The study found that (1) there was a slight relief in drought across the basin from year to year, with 24 years of high drought intensity, 28 years of low drought intensity, 4 years of high drought intensity in the northwest, and 4 years of high drought intensity in the southeast over a period of 60 years. Over the past decade, there has been a gradual reduction in drought intensity, leading to stable drought conditions throughout the basin, reaching its lowest level in 2016. (2) Drought is more significant in winter than in spring and autumn than in summer, and it eases in all seasons except autumn when there is a tendency for drought to intensify. (3) Spatially, drought days and intensity distribution are consistent on both seasonal and annual scales. Areas of high drought intensity are basically located in the western and southern regions of the basin in the Hainan Island region, with drought intensity showing a distribution of high west and low east, and high south and low north in spring and winter, low drought intensity across the basin in summer, and a distribution of high east and low west and high north and low south in autumn. (4) A rather peculiar point is that the spring and autumn drought distributions are characterized by an inverse distribution, with the high-value areas of drought intensity in spring being the low-value areas in autumn and the low-value areas in spring being the high-value areas in autumn.

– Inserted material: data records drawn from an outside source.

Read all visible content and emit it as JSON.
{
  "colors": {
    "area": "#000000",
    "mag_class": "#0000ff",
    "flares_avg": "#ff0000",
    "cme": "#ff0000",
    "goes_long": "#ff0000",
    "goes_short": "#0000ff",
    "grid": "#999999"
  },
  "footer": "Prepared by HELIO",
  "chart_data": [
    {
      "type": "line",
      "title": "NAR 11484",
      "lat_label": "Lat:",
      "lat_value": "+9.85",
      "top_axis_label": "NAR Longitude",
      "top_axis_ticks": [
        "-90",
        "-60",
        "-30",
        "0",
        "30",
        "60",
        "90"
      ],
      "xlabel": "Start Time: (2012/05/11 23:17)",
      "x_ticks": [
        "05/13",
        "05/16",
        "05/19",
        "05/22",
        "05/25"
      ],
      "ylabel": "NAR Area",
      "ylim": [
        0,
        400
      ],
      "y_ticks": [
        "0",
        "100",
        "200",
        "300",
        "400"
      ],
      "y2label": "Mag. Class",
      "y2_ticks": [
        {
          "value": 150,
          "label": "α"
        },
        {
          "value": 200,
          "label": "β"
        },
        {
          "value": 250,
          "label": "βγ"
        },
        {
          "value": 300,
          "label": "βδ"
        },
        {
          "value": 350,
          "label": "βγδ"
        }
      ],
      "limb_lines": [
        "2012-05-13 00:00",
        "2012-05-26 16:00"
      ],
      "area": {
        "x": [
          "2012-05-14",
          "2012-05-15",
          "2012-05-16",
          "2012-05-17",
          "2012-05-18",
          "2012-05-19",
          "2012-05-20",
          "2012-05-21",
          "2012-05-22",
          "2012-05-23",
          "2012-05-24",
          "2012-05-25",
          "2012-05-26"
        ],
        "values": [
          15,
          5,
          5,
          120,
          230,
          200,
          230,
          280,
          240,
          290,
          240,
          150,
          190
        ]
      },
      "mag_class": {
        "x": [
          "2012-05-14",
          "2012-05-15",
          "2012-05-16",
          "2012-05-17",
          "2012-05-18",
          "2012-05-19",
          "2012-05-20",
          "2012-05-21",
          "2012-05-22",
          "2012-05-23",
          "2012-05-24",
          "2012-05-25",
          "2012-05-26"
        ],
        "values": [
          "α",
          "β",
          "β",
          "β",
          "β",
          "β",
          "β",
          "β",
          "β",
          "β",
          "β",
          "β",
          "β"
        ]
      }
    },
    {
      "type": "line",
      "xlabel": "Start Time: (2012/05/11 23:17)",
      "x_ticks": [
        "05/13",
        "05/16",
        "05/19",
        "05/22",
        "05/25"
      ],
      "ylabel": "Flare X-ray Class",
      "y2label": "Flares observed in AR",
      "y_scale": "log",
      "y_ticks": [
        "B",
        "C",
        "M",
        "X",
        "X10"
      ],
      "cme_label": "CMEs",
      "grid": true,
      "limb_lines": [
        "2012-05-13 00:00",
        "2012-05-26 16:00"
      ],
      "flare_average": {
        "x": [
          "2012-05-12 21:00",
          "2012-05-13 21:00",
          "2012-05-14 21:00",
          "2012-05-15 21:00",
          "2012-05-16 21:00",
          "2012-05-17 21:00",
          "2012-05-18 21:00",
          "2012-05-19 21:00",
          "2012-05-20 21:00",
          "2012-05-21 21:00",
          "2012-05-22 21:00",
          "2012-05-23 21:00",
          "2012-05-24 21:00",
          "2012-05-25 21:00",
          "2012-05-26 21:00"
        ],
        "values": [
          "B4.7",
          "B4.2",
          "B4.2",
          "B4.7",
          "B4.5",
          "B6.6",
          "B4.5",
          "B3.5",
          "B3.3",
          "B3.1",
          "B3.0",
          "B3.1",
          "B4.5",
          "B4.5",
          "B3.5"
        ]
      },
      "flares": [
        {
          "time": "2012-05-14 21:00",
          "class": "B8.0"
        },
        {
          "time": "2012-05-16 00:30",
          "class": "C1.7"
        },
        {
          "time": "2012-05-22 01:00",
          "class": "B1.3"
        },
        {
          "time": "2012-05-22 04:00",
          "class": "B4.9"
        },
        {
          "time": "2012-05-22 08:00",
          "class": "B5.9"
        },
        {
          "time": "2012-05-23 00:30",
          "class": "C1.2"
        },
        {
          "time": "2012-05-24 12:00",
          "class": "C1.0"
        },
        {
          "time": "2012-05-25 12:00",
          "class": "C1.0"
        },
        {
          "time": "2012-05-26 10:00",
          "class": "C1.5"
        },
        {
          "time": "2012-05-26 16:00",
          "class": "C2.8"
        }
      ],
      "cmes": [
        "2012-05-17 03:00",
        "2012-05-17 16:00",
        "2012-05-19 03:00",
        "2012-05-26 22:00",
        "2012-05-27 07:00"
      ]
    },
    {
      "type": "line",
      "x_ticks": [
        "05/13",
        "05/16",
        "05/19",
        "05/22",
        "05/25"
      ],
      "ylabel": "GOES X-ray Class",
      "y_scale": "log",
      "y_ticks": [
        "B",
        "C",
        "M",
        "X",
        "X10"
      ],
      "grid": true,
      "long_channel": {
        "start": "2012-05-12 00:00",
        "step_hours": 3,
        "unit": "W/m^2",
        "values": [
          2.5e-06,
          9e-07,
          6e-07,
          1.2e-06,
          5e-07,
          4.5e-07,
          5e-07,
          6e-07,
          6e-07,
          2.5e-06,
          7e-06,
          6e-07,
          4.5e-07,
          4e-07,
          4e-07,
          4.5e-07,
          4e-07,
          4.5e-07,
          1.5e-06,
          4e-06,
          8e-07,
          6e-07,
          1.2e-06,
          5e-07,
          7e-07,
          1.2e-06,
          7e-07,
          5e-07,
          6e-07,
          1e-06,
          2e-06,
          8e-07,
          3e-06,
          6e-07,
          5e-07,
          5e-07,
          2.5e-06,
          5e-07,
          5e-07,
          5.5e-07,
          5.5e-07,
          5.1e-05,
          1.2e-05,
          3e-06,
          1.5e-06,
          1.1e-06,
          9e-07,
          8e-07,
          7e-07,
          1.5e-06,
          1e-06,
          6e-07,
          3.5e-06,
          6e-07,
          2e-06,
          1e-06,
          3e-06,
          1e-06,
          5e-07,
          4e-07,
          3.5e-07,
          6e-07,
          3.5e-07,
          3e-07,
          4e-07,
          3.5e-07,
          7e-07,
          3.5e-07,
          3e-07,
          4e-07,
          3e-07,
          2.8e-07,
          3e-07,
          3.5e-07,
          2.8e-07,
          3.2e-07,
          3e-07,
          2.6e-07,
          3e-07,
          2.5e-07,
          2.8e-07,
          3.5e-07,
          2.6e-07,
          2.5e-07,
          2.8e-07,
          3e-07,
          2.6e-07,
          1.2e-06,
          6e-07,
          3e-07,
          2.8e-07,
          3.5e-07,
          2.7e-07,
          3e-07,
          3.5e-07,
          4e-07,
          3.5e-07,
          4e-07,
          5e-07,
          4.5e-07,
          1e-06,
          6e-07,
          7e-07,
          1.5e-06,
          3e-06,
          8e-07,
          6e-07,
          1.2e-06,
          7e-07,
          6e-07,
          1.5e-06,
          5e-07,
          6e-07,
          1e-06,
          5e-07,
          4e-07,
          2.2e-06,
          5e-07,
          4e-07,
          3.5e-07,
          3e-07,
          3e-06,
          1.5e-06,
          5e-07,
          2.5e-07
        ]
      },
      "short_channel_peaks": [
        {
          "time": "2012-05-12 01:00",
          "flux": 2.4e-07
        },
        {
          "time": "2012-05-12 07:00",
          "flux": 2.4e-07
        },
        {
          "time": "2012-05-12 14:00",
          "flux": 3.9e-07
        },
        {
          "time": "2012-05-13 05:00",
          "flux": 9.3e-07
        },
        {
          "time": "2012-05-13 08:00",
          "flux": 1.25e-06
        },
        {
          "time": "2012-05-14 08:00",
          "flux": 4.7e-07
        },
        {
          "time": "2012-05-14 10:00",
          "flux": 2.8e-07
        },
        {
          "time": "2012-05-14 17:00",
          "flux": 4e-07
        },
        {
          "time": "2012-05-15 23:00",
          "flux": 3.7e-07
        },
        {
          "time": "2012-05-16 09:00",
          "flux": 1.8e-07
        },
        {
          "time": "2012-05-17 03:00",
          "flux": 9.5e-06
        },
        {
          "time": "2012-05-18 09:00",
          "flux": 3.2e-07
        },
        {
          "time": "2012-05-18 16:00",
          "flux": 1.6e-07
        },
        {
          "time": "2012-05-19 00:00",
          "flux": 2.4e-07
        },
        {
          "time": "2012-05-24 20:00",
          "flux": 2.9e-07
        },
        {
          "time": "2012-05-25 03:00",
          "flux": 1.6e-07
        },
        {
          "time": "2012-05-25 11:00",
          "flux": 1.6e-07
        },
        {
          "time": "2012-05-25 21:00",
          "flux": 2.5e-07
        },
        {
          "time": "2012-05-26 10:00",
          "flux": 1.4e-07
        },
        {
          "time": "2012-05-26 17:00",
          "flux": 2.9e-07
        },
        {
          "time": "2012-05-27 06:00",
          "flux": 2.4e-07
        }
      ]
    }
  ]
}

These findings are of great scientific significance for drought risk assessment, monitoring and disaster prevention and mitigation in the Pearl River basin, and provide new cases and data support for global drought research. At the same time, this paper’s research methods and findings also provide a reference for drought research in other regions and provide a scientific basis for addressing global climate change and drought management predictions.